Post Mortem es una aventura gráfica de apuntar y hacer clic ambientada en el París de principios del siglo XX. El jugador encarna a Gus Macpherson, un ex detective de Nueva York reconvertido en pintor que vuelve a la investigación tras un doble asesinato que lo arrastra a una trama de conspiraciones, rituales ancestrales y visiones personales. La historia avanza a través de diálogos con un elenco de personajes y la exploración de escenarios detallados, priorizando la deducción y la resolución de puzles frente a la acción.
Gameplay
El ciclo principal consiste en desplazarse por vistas en primera persona de calles e interiores parisinos mediante el ratón. Los distintos cursores indican las acciones disponibles: examinar objetos, interactuar con el entorno o iniciar conversaciones. Los jugadores recopilan pistas mediante extensos árboles de diálogo que revelan el trasfondo de los personajes y hacen avanzar la trama. Los puzles exigen combinar objetos del inventario, interpretar indicios visuales y aplicar información obtenida de distintas fuentes. El juego incorpora un elemento clarividente que, en momentos puntuales, ofrece pistas o visiones relacionadas con el misterio central. Las múltiples rutas narrativas permiten que las secuencias de eventos y los desenlaces varíen según las decisiones tomadas en conversaciones e investigaciones clave.
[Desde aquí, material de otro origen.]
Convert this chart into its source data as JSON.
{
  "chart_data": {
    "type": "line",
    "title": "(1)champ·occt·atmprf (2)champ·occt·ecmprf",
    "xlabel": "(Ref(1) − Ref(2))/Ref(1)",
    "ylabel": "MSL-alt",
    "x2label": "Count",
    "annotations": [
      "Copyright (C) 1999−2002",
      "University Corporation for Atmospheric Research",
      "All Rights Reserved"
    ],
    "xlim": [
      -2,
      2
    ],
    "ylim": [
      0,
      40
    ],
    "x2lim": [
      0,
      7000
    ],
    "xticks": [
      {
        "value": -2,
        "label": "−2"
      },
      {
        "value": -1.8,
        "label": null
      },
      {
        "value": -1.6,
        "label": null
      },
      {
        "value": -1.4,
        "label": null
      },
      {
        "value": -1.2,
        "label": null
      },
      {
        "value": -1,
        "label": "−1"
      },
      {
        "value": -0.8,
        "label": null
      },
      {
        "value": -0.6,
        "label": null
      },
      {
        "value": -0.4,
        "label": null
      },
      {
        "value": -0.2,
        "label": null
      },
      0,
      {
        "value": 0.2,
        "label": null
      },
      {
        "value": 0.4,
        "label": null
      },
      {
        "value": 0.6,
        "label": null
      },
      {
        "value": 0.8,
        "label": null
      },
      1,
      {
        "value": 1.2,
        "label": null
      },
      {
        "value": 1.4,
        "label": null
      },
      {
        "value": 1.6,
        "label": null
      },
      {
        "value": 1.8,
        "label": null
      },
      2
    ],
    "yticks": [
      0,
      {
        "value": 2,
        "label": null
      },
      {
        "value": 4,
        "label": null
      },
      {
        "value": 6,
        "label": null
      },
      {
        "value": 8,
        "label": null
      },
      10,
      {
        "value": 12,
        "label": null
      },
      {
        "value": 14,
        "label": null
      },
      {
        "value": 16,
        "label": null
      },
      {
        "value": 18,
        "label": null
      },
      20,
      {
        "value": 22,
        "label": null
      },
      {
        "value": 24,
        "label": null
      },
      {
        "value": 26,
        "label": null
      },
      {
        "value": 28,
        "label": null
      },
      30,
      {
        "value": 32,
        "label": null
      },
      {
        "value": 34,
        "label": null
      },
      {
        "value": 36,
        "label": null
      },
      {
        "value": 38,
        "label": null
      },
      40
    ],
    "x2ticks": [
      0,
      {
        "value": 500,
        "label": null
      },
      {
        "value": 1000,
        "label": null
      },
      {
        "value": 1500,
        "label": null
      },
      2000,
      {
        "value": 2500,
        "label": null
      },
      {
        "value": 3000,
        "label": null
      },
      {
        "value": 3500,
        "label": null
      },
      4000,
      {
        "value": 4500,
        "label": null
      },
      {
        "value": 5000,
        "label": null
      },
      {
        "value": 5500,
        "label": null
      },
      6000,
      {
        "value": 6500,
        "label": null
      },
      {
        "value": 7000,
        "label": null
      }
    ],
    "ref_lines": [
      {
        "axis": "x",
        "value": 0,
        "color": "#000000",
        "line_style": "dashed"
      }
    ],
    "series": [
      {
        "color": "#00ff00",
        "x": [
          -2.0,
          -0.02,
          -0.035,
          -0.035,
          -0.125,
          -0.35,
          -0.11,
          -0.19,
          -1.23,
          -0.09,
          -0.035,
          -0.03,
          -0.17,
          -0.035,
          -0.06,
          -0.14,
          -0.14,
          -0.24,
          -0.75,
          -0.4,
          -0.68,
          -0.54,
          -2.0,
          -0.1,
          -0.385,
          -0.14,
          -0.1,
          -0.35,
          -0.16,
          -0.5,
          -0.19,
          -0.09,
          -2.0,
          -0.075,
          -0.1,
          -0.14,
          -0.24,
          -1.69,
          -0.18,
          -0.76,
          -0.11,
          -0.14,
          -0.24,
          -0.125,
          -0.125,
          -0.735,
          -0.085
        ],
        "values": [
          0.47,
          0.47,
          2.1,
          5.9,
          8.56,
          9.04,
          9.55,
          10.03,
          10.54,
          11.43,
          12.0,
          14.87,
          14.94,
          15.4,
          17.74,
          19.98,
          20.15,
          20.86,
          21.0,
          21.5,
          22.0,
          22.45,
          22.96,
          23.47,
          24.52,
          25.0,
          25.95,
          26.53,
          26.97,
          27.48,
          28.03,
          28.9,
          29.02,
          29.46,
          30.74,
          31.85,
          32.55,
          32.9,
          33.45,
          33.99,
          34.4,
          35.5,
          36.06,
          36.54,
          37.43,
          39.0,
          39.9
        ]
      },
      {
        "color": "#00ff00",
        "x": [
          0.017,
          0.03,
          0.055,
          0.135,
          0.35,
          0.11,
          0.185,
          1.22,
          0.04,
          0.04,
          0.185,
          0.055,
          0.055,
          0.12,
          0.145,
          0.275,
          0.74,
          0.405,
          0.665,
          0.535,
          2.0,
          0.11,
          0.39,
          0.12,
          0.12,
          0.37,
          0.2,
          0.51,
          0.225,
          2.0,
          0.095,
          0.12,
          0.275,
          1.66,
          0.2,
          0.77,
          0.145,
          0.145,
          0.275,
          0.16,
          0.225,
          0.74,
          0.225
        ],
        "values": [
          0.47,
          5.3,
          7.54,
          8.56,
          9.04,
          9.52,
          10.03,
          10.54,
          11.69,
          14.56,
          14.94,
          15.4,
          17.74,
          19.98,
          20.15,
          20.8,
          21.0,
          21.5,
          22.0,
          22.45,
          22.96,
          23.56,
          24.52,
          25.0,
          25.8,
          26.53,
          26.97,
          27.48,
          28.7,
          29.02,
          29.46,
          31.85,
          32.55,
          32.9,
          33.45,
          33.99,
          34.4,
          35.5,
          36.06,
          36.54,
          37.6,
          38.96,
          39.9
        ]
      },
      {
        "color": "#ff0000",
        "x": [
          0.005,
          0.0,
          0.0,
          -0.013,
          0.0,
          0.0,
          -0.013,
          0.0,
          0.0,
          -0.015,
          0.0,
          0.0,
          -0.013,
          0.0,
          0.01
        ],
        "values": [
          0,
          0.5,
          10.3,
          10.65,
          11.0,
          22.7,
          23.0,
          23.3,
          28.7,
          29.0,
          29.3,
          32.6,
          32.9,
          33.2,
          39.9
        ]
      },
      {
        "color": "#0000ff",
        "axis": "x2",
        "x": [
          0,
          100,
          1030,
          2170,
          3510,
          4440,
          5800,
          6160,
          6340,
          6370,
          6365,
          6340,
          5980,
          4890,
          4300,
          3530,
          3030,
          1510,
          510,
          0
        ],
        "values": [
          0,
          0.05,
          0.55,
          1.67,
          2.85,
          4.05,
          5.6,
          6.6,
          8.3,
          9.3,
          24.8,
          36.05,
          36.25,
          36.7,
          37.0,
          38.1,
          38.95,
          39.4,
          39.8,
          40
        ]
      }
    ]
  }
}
Los escenarios presentan vistas panorámicas de 360 grados que invitan a examinar cada rincón. Los detalles realistas en arquitectura, mobiliario e iluminación refuerzan la ambientación de época y cumplen funciones prácticas para el diseño de puzles. La gestión del inventario se mantiene sencilla, con objetos que se combinan de forma lógica en lugar de sistemas de fabricación complejos. El ritmo alterna entre fases de investigación más pausadas y secuencias de puzles más concentradas.
Modos de juego
Post Mortem ofrece una experiencia para un solo jugador sin modos multijugador ni competitivos. La campaña principal presenta un misterio lineal que se ramifica según las decisiones del jugador, dando lugar a variaciones en la resolución de los eventos y en la relevancia de los personajes. El progreso se guarda automáticamente en puntos clave, lo que permite volver a elecciones anteriores sin reiniciar la partida completa. No existen ajustes de dificultad adicionales ni actividades secundarias fuera de la investigación principal.
Historia y ambientación
La trama sigue a Gus Macpherson mientras investiga decapitaciones vinculadas a su cliente y descubre conexiones con prácticas ocultistas y artefactos históricos. París funciona tanto como escenario como espacio interactivo, con ubicaciones que van desde residencias privadas hasta monumentos públicos recreados en 3D detallado. Las interacciones con los personajes impulsan gran parte del avance, revelando capas de engaño y motivaciones personales. Como precuela de Still Life, esta historia representa un capítulo anterior en el mismo universo, aunque funciona de forma independiente con su propio elenco y conflicto central.
¿Merece la pena jugarlo?
Post Mortem resulta ideal para quienes disfrutan de las aventuras gráficas clásicas centradas en el diálogo, la exploración y los puzles lógicos. La recepción mixta en las tiendas digitales actuales refleja su antigüedad: algunos valoran la atmósfera y la variedad de puzles, mientras que otros señalan los gráficos y la interfaz desactualizados. El juego sigue disponible para PC y funciona en sistemas modernos sin necesidad de parches adicionales. Quienes buscan un misterio autoconclusivo con varias rutas narrativas encontrarán la experiencia gratificante, sobre todo si prefieren la investigación minuciosa a la acción rápida o el combate. Los recién llegados al género apreciarán los controles accesibles y la retroalimentación visual clara, mientras que los veteranos podrán explorar las rutas alternativas para aumentar la rejugabilidad.